The local news story that extinguished my desire to write yesterday was this one, by Alex Mann and Jessica Anderson, promoted on Twitter by the Baltimore Sun like this: 

Brian and Kelly Sue Robinette, high school sweethearts from Cumberland, had a comfortable life in Ellicott City. Back home, the life of Brian’s half brother, Jeffrey Burnham, was going another way. On Sept. 30, their paths crossed in a deadly encounter.

In itself, the story is heartbreaking and the crime is horrific. But the power of social media means that, as I searched for local stories to write about, I kept reading those words over and over again. Tweets, retweets, quote tweets. Numerous accounts sharing the same story because they knew it would be a reliable source of easy clicks.

High school sweethearts

High school sweethearts

High school sweethearts

Somewhere in there I lost the will to write. I needed to get away from that story and from social media and live some real life for a while, and I did. It was restorative.

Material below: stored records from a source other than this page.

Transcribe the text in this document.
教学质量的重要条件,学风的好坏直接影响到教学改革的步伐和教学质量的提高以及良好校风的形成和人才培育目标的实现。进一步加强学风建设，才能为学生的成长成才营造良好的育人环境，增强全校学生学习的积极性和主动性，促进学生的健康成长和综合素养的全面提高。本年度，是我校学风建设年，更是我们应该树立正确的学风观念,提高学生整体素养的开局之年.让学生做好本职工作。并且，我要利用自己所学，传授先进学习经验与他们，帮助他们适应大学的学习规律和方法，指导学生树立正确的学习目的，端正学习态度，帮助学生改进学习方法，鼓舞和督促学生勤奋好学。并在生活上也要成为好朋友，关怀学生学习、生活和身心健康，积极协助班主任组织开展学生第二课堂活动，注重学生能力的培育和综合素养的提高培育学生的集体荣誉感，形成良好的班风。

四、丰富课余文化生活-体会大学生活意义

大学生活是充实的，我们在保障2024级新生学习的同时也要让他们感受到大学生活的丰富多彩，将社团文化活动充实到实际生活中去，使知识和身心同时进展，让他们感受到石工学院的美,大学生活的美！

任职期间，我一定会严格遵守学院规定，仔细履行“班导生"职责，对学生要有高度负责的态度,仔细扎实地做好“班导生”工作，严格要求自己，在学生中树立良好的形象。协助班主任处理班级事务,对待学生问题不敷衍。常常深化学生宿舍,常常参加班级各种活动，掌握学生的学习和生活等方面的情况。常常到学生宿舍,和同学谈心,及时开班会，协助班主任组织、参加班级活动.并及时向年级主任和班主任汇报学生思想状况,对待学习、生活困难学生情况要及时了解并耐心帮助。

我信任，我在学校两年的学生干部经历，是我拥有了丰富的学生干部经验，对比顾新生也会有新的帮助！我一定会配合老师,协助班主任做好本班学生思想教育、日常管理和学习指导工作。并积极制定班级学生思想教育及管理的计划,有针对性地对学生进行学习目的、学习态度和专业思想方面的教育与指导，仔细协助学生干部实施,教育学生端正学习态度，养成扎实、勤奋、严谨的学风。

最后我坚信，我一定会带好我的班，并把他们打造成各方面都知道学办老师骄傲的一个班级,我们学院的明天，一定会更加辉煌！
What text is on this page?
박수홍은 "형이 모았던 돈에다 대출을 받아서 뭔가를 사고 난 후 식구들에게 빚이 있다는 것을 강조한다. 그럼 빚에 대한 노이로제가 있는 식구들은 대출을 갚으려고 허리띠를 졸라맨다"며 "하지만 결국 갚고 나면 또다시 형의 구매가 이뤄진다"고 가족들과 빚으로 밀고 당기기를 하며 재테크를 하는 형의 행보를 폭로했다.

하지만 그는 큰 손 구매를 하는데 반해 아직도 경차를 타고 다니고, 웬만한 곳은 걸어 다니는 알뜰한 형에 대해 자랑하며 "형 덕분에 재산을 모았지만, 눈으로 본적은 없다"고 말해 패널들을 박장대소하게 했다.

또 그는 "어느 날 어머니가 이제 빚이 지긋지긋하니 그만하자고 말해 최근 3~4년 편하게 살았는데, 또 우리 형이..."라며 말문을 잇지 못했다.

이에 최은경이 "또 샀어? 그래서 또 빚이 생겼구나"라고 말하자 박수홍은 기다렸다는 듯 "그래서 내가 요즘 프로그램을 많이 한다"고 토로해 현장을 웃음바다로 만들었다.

The thing that stays with me is the discovery, as the investigation unfolds, that a virulent anti-vaxxing mindset may have been the motive for these murders. It makes me think of all the angry anti-vaxxing rants on social media, the posts dripping with arrogant dismissal of science, the selfish claims that “you can’t make me” wear a mask or observe social distancing. 

Tweet, Retweet. Quote tweet. And more on Facebook. Not to mention all the private listservs we know nothing about. 

Posts like that have poisoned people’s minds against caring for themselves, their families, and their neighbors. They are not merely a point of view I disagree with. They have been the harbingers of death. No, more than that. They’ve invited death right into the house.

And it looks like they may have been the tipping point for a man who took a gun and killed three members of his own family. 

We absolutely do not owe these deadly points of view a place at the table of legitimate discourse. Whether they are railing against local government, local schools, businesses, on social media, or on Main Street in Old Ellicott City, their message is the same: anger and hate fueled by ignorance. And selfishness.

If it turns out to be true that these crimes were provoked by an anti-vaxxing rage, everyone who has promoted these patently false theories shares responsibility. I wonder if any of these people will ever be held to account. Some of them live right here in Howard County. 

Time will pass, and we may “go back to normal”, but I will never forget.